While on holiday this year I was musing on Australia Day and the penumbra of discontent that surrounds its celebration. I was staying at the Jesuit holiday house at Gerroa, built on a rise overlooking the beach and the mouth of a tidal creek. Beneath the grass of the rise is an Aboriginal midden. The first Australians who for millennia gathered here to eat have long since been driven away.

The beach at Gerroa, NSW
The news was full of anger and suffering — bomb blasts in Turkey, plaintive appeals for humanity on Manus Island, refugees drowning in the Mediterranean Sea, an ill-tempered and ominous transition to power in the United States, unceasing bombings and deaths in Syria, and the harrowing of the Rohinga in Myanmar. And in Australia, constant sniping at minority groups, including Indigenous Australians, asylum seekers and young offenders. A cacophony of calculation, hatred and neglect.
The beach scene could not have been more different. Red and blue umbrellas like mushrooms and pavilions dot the beach. Families mark out their square of sand. Grandparents and young parents introduce their babies to the sea, watch their young children play in the waves, take somnolent part in games and beach cricket and soccer open to all comers, attend to the discipline of sun hats and cream, and look on as their older children and friends master the waves and explore the subtleties of friendship. It is a festival, a celebration of love, spontaneity, of connection and play, oblivious of the people who for millennia had here gathered mussels and shellfish and eaten plentifully.
The enjoyment of the holidays did not cancel out or soften the mayhem, muddle and malice of the public world and the people whose lives and happiness are so destroyed by them. It held in mind the images of death and diminishment, but set them on a canvas of thanksgiving for the ways in which kindness and humanity are embodied in people’s lives and are passed on, for the strength and delicacy of relationships that we take for granted, and for the gift of a beach holiday that is an impossible dream for so many Australians, and would be unimaginable for others who associate beaches with death and incarceration.
On Gerroa beach it seemed natural simultaneously to honour the Indigenous Australians who had for so long gathered happily to eat together, to acknowledge the invasion and occupation of their lands that had wiped them out, and to feel shame at the continuing marginalisation of Indigenous Australians today. It seemed natural also to be grateful for the gift that this beach and its history are to Australians today, and to accept our responsibility to address the consequences that the arrival of the first fleet had for the first Australians.

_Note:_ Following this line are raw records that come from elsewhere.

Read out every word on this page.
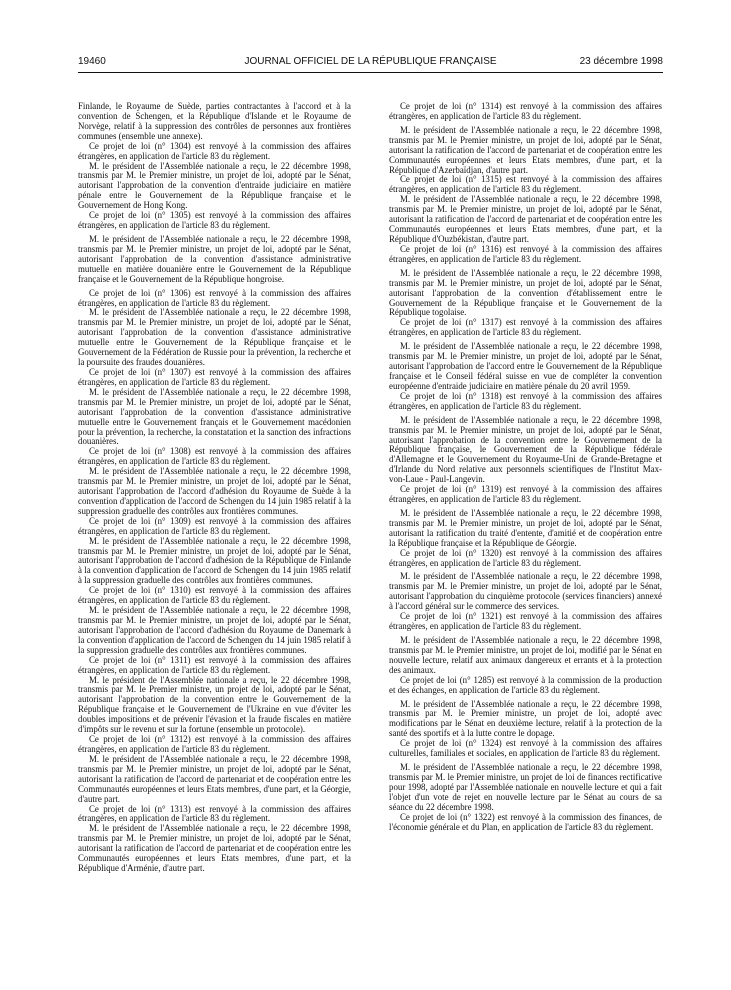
19460	JOURNAL OFFICIEL DE LA RÉPUBLIQUE FRANÇAISE	23 décembre 1998

Finlande, le Royaume de Suède, parties contractantes à l'accord et à la convention de Schengen, et la République d'Islande et le Royaume de Norvège, relatif à la suppression des contrôles de personnes aux frontières communes (ensemble une annexe).

Ce projet de loi (n° 1304) est renvoyé à la commission des affaires étrangères, en application de l'article 83 du règlement.

M. le président de l'Assemblée nationale a reçu, le 22 décembre 1998, transmis par M. le Premier ministre, un projet de loi, adopté par le Sénat, autorisant l'approbation de la convention d'entraide judiciaire en matière pénale entre le Gouvernement de la République française et le Gouvernement de Hong Kong.

Ce projet de loi (n° 1305) est renvoyé à la commission des affaires étrangères, en application de l'article 83 du règlement.

M. le président de l'Assemblée nationale a reçu, le 22 décembre 1998, transmis par M. le Premier ministre, un projet de loi, adopté par le Sénat, autorisant l'approbation de la convention d'assistance administrative mutuelle en matière douanière entre le Gouvernement de la République française et le Gouvernement de la République hongroise.

Ce projet de loi (n° 1306) est renvoyé à la commission des affaires étrangères, en application de l'article 83 du règlement.

M. le président de l'Assemblée nationale a reçu, le 22 décembre 1998, transmis par M. le Premier ministre, un projet de loi, adopté par le Sénat, autorisant l'approbation de la convention d'assistance administrative mutuelle entre le Gouvernement de la République française et le Gouvernement de la Fédération de Russie pour la prévention, la recherche et la poursuite des fraudes douanières.

Ce projet de loi (n° 1307) est renvoyé à la commission des affaires étrangères, en application de l'article 83 du règlement.

M. le président de l'Assemblée nationale a reçu, le 22 décembre 1998, transmis par M. le Premier ministre, un projet de loi, adopté par le Sénat, autorisant l'approbation de la convention d'assistance administrative mutuelle entre le Gouvernement français et le Gouvernement macédonien pour la prévention, la recherche, la constatation et la sanction des infractions douanières.

Ce projet de loi (n° 1308) est renvoyé à la commission des affaires étrangères, en application de l'article 83 du règlement.

M. le président de l'Assemblée nationale a reçu, le 22 décembre 1998, transmis par M. le Premier ministre, un projet de loi, adopté par le Sénat, autorisant l'approbation de l'accord d'adhésion du Royaume de Suède à la convention d'application de l'accord de Schengen du 14 juin 1985 relatif à la suppression graduelle des contrôles aux frontières communes.

Ce projet de loi (n° 1309) est renvoyé à la commission des affaires étrangères, en application de l'article 83 du règlement.

M. le président de l'Assemblée nationale a reçu, le 22 décembre 1998, transmis par M. le Premier ministre, un projet de loi, adopté par le Sénat, autorisant l'approbation de l'accord d'adhésion de la République de Finlande à la convention d'application de l'accord de Schengen du 14 juin 1985 relatif à la suppression graduelle des contrôles aux frontières communes.

Ce projet de loi (n° 1310) est renvoyé à la commission des affaires étrangères, en application de l'article 83 du règlement.

M. le président de l'Assemblée nationale a reçu, le 22 décembre 1998, transmis par M. le Premier ministre, un projet de loi, adopté par le Sénat, autorisant l'approbation de l'accord d'adhésion du Royaume de Danemark à la convention d'application de l'accord de Schengen du 14 juin 1985 relatif à la suppression graduelle des contrôles aux frontières communes.

Ce projet de loi (n° 1311) est renvoyé à la commission des affaires étrangères, en application de l'article 83 du règlement.

M. le président de l'Assemblée nationale a reçu, le 22 décembre 1998, transmis par M. le Premier ministre, un projet de loi, adopté par le Sénat, autorisant l'approbation de la convention entre le Gouvernement de la République française et le Gouvernement de l'Ukraine en vue d'éviter les doubles impositions et de prévenir l'évasion et la fraude fiscales en matière d'impôts sur le revenu et sur la fortune (ensemble un protocole).

Ce projet de loi (n° 1312) est renvoyé à la commission des affaires étrangères, en application de l'article 83 du règlement.

M. le président de l'Assemblée nationale a reçu, le 22 décembre 1998, transmis par M. le Premier ministre, un projet de loi, adopté par le Sénat, autorisant la ratification de l'accord de partenariat et de coopération entre les Communautés européennes et leurs Etats membres, d'une part, et la Géorgie, d'autre part.

Ce projet de loi (n° 1313) est renvoyé à la commission des affaires étrangères, en application de l'article 83 du règlement.

M. le président de l'Assemblée nationale a reçu, le 22 décembre 1998, transmis par M. le Premier ministre, un projet de loi, adopté par le Sénat, autorisant la ratification de l'accord de partenariat et de coopération entre les Communautés européennes et leurs Etats membres, d'une part, et la République d'Arménie, d'autre part.

Ce projet de loi (n° 1314) est renvoyé à la commission des affaires étrangères, en application de l'article 83 du règlement.

M. le président de l'Assemblée nationale a reçu, le 22 décembre 1998, transmis par M. le Premier ministre, un projet de loi, adopté par le Sénat, autorisant la ratification de l'accord de partenariat et de coopération entre les Communautés européennes et leurs Etats membres, d'une part, et la République d'Azerbaïdjan, d'autre part.

Ce projet de loi (n° 1315) est renvoyé à la commission des affaires étrangères, en application de l'article 83 du règlement.

M. le président de l'Assemblée nationale a reçu, le 22 décembre 1998, transmis par M. le Premier ministre, un projet de loi, adopté par le Sénat, autorisant la ratification de l'accord de partenariat et de coopération entre les Communautés européennes et leurs Etats membres, d'une part, et la République d'Ouzbékistan, d'autre part.

Ce projet de loi (n° 1316) est renvoyé à la commission des affaires étrangères, en application de l'article 83 du règlement.

M. le président de l'Assemblée nationale a reçu, le 22 décembre 1998, transmis par M. le Premier ministre, un projet de loi, adopté par le Sénat, autorisant l'approbation de la convention d'établissement entre le Gouvernement de la République française et le Gouvernement de la République togolaise.

Ce projet de loi (n° 1317) est renvoyé à la commission des affaires étrangères, en application de l'article 83 du règlement.

M. le président de l'Assemblée nationale a reçu, le 22 décembre 1998, transmis par M. le Premier ministre, un projet de loi, adopté par le Sénat, autorisant l'approbation de l'accord entre le Gouvernement de la République française et le Conseil fédéral suisse en vue de compléter la convention européenne d'entraide judiciaire en matière pénale du 20 avril 1959.

Ce projet de loi (n° 1318) est renvoyé à la commission des affaires étrangères, en application de l'article 83 du règlement.

M. le président de l'Assemblée nationale a reçu, le 22 décembre 1998, transmis par M. le Premier ministre, un projet de loi, adopté par le Sénat, autorisant l'approbation de la convention entre le Gouvernement de la République française, le Gouvernement de la République fédérale d'Allemagne et le Gouvernement du Royaume-Uni de Grande-Bretagne et d'Irlande du Nord relative aux personnels scientifiques de l'Institut Max-von-Laue - Paul-Langevin.

Ce projet de loi (n° 1319) est renvoyé à la commission des affaires étrangères, en application de l'article 83 du règlement.

M. le président de l'Assemblée nationale a reçu, le 22 décembre 1998, transmis par M. le Premier ministre, un projet de loi, adopté par le Sénat, autorisant la ratification du traité d'entente, d'amitié et de coopération entre la République française et la République de Géorgie.

Ce projet de loi (n° 1320) est renvoyé à la commission des affaires étrangères, en application de l'article 83 du règlement.

M. le président de l'Assemblée nationale a reçu, le 22 décembre 1998, transmis par M. le Premier ministre, un projet de loi, adopté par le Sénat, autorisant l'approbation du cinquième protocole (services financiers) annexé à l'accord général sur le commerce des services.

Ce projet de loi (n° 1321) est renvoyé à la commission des affaires étrangères, en application de l'article 83 du règlement.

M. le président de l'Assemblée nationale a reçu, le 22 décembre 1998, transmis par M. le Premier ministre, un projet de loi, modifié par le Sénat en nouvelle lecture, relatif aux animaux dangereux et errants et à la protection des animaux.

Ce projet de loi (n° 1285) est renvoyé à la commission de la production et des échanges, en application de l'article 83 du règlement.

M. le président de l'Assemblée nationale a reçu, le 22 décembre 1998, transmis par M. le Premier ministre, un projet de loi, adopté avec modifications par le Sénat en deuxième lecture, relatif à la protection de la santé des sportifs et à la lutte contre le dopage.

Ce projet de loi (n° 1324) est renvoyé à la commission des affaires culturelles, familiales et sociales, en application de l'article 83 du règlement.

M. le président de l'Assemblée nationale a reçu, le 22 décembre 1998, transmis par M. le Premier ministre, un projet de loi de finances rectificative pour 1998, adopté par l'Assemblée nationale en nouvelle lecture et qui a fait l'objet d'un vote de rejet en nouvelle lecture par le Sénat au cours de sa séance du 22 décembre 1998.

Ce projet de loi (n° 1322) est renvoyé à la commission des finances, de l'économie générale et du Plan, en application de l'article 83 du règlement.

More than this, the nurturing and tender relationships embodied on the beach provided a standard by which to measure the things that make news: the public relationships displayed in the dealings of nations, between nations, between competing groups in society, between politicians, and between antagonists in social media. The richness of the one reveal the poverty of the other.
These reflections bear on the celebration of the Australia Day holiday. The controversies about it usually focus on ‘Australia’, and so ask legitimate questions about on which day it should be celebrated: the anniversary of the landing of the first fleet, seen either as the beginning of British occupation or of Indigenous destruction, or on another day that unites all Australians.
The deeper questions, however focus on ‘Holiday’, and so about how we celebrate any national holidays, and particularly those that commemorate events in our history. In the Australian cultural myth, holidays are times for forgetting – good Aussies bury the claims the world, history and the family make on us under a pile of tinnies shared with the mates. We rip the scab of meaning off the interchangeable cans of Australia Day, Anzac Day, Labour Day and the Queen’s Birthday and get down to the serious business of wiping ourselves out. Or we fix a single label of meaning on the day and declare those who demur to be Un-Australian.
National days, however, are more properly about memory and attentiveness to all the relationships that compose Australia. They invite us to notice and be thankful for and to celebrate the tenderness of our domestic relationships and the general amiability of our relationships with strangers and our international relationships.
They invite us also to allow these good things to measure the prejudice, gross inequality and violence in our society and the brutal self-interest in our dealings with other nations. They also measure the historical relationships that have shaped Australia, and particularly the violence, dispossession and subsequent discrimination and neglect in our relationships with Indigenous Australians.
Whenever it is celebrated Australia Day should evoke memories that make us thankful and memories that make us ashamed. Its celebration should also encourage us to reform what has been bent.